Marciel Basanta Lopez and Luis Gras Rodriguez, who were sent back to Cuba in July after they failed to reach Florida in a converted 1951 Chevy pickup, were allegedly at the helm of the newest vehicle-boat conversion.
The Coast Guard refused on Wednesday to confirm the status of the tailfinned car or the origin of photos of it in the water that were broadcast on television Tuesday. U.S. policy prevents the disclosure of information on such cases until they are resolved, such as by sending the participants back to their home countries, Petty Officer Sandra Bartlett said.
Under U.S. immigration policy, Cubans who reach U.S. shores are allowed to stay while those caught at sea are usually returned.
The Miami Herald said the 1959 Buick was nearly halfway to Key West by Tuesday evening. Key West is 90 miles from Havana, but it was not immediately clear where on Cuba the group had set out to sea.
Relatives in Cuba told Basanta's cousin, Kiriat Lopez, who lives in Lake Worth, that they knew the men were planning a second escape attempt.

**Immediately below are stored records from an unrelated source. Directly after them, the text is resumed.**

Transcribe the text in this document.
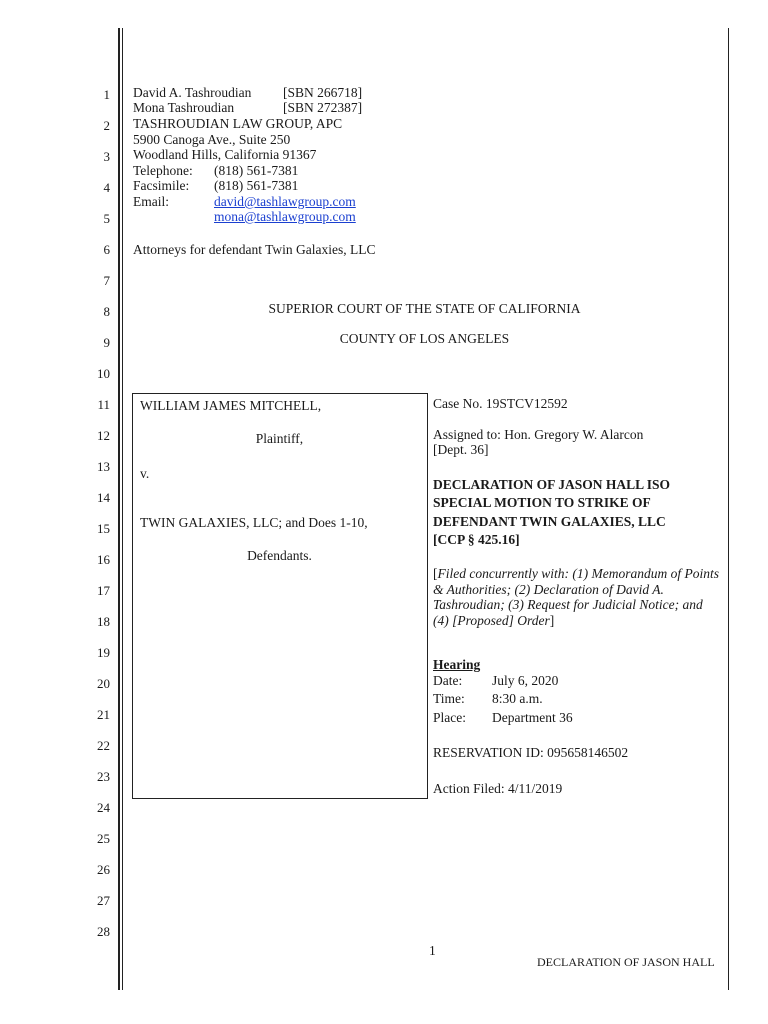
1
2
3
4
5
6
7
8
9
10
11
12
13
14
15
16
17
18
19
20
21
22
23
24
25
26
27
28
David A. Tashroudian [SBN 266718]
Mona Tashroudian	[SBN 272387]
TASHROUDIAN LAW GROUP, APC
5900 Canoga Ave., Suite 250
Woodland Hills, California 91367
Telephone: (818) 561-7381
Facsimile: (818) 561-7381
Email:	david@tashlawgroup.com
mona@tashlawgroup.com
Attorneys for defendant Twin Galaxies, LLC
SUPERIOR COURT OF THE STATE OF CALIFORNIA
COUNTY OF LOS ANGELES
WILLIAM JAMES MITCHELL,
Plaintiff,
v.
TWIN GALAXIES, LLC; and Does 1-10,
Defendants.
Case No. 19STCV12592
Assigned to: Hon. Gregory W. Alarcon
[Dept. 36]
DECLARATION OF JASON HALL ISO
SPECIAL MOTION TO STRIKE OF
DEFENDANT TWIN GALAXIES, LLC
[CCP § 425.16]
[Filed concurrently with: (1) Memorandum of Points & Authorities; (2) Declaration of David A. Tashroudian; (3) Request for Judicial Notice; and (4) [Proposed] Order]
Hearing
Date: July 6, 2020
Time: 8:30 a.m.
Place: Department 36
RESERVATION ID: 095658146502
Action Filed: 4/11/2019
1
DECLARATION OF JASON HALL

"My cousin isn't crazy. He wants to be free," Lopez told the newspaper. "That's how crazy he is."
He said the group left Cuba on Monday night. "They've been waiting the past two weeks for good weather," he said.
In the Havana neighborhood of San Miguel de Padron, Gras' sister said she was awaiting news.
"They are very brave," Valentina Gras told the Herald. "When you are so sure of what you have to do you cannot be afraid." [...]
Gosh, you'd think since Cuba has free health care and universal literacy that no one would want to leave!